Force est de constater que sous sa nouvelle directrice, le Mudam n’est plus un musée d’art contemporain comme il l’a été dans les années Beaud et Lunghi. L’art contemporain vit en effet de son enracinement dans le présent et le passé, dans l’histoire de l’homme et de son art, histoire(s) qu’il interroge et qu’il interprète. L’art contemporain, d’ailleurs, est un pléonasme car, comme le proclame fièrement le Casino - Forum d’art contemporain dans son aquarium, « Tout art a été contemporain. » L’art moderne, par contre, désigne soit une époque de son histoire bien définie, soit il constitue, tout simplement, un oxymore. L’art est contemporain ou n’est pas. L’art moderne, par contre, est une imposture, ou alors, comme actuellement au Kirchberg, une stratégie de communication. Une stratégie qui semble faire table rase de son histoire, hier en cachant des œuvres emblématiques, aujourd’hui en s’attaquant au logo dont les communicants nous disent pourtant qu’il reflète la corporate identity de l’institution. Réécrire l’histoire, déboulonner des statues, rebaptiser des rues et des places, l’histoire ne bégaie pas toujours, parfois aussi elle éructe. Aujourd’hui, le Mudam est en train de devenir enfin, comme son nom l’indique, un musée d’art moderne, à la grande satisfaction de son conseil d’administration et des réactionnaires de la ville. Nomen est omen, et le signifiant Mudam a enfin étendu sa tyrannie sur le signifié de son ADN. Mais, subrepticement, une virgule s’est faufilée entre les mots art et moderne, et le moderne a rejoint la signification que lui attribua Baudelaire : « la modernité c’est le fugitif, le transitoire, le contingent, la moitié de l’art, dont l’autre moitié est l’éternel et l’immuable. ». Hélas, le Mudam, aujourd’hui, est un demi-musée qui vit de demi-mesures.

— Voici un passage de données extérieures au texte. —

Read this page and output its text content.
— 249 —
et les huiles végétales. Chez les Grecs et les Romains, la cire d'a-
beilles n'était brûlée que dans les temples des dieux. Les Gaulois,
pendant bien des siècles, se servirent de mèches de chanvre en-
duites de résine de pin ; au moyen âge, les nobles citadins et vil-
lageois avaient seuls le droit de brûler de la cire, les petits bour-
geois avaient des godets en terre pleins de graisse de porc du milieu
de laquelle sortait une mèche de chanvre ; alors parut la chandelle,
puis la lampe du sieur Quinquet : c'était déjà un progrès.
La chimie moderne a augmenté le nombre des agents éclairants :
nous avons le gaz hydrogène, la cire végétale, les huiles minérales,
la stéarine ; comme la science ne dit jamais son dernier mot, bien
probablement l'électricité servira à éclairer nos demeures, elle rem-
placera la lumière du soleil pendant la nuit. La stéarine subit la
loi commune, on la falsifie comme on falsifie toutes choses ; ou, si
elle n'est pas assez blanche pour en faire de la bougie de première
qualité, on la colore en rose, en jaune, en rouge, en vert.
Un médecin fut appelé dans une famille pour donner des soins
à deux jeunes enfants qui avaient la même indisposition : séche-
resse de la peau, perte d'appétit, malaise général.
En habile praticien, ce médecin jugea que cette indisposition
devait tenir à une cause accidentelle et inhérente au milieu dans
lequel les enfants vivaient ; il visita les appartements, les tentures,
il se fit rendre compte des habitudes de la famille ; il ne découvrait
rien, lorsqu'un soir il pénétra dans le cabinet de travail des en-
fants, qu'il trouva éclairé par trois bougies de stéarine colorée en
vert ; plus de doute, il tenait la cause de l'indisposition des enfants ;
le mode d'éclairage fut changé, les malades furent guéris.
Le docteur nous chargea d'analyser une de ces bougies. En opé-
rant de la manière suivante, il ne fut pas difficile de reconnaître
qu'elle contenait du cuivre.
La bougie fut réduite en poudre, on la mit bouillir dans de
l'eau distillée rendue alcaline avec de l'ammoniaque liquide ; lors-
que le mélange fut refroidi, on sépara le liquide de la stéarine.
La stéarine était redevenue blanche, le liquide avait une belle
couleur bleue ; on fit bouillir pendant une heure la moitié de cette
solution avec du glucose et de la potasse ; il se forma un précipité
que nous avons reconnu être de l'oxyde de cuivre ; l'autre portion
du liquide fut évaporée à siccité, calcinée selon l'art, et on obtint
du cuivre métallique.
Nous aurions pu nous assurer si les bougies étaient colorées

Depuis l’époque de Baudelaire, la modernité est devenue le mot d’ordre d’abord de la réclame, ensuite de la publicité, qui ont lancé en ces temps-là une véritable OPA hostile sur ce terme, jusque-là réservé aux philosophes et aux esthètes. Publicitaires, communicants et autres
consultants veulent faire œuvre de « modernité » en faisant table-rase du passé. Les urbanistes, dans les années 60 du dernier siècle, les ont imités en rasant les villas du Boulevard Royal et en traçant les autoroutes du Kirchberg. Ils ont été imités eux-mêmes, quelques cinquante ans plus tard, par les internautes dont les autoroutes informatiques veulent rendre caducs les « prints », comme ils disent, de Gutenberg. Eh oui, les outils modernes de la communication veulent libérer l’homme d’aujourd’hui, comme l’aspirateur et le lave-vaisselle se proposaient de libérer la femme d’hier.
Tous ces thuriféraires d’une modernité mal comprise se perdent dans la logorrhée des logos qui sont autant de prothèses de l’ego et font peu de cas des thèses des anciens. Mais si l’ego et l’identité sont en perpétuel devenir, à la recherche justement du logos et de la raison, le logo est lui un balbutiement infantile. L’infans, rappelons-le, est un enfant qui n’a pas encore accès à la parole, qu’il est seulement en train de découvrir et d’élaborer en répétant les syllabes des autres. En d’autres mots, le langage de l’ego se construit sur l’écho du langage ambiant. Quant à la logorrhée, les psychiatres savent bien qu’elle est symptôme de folie, donc d’une identité brouillée qui a perdu et renié ses repères... et d’une institution qui désarçonne et divise ses membres et son personnel, comme le montre si bien d’ailleurs le nouveau graphisme. Et quand cela se fait à l’insu de son propre gré (dixit Richard Virenque) ça s’appelle un acte manqué (dixit Sigmund Freud).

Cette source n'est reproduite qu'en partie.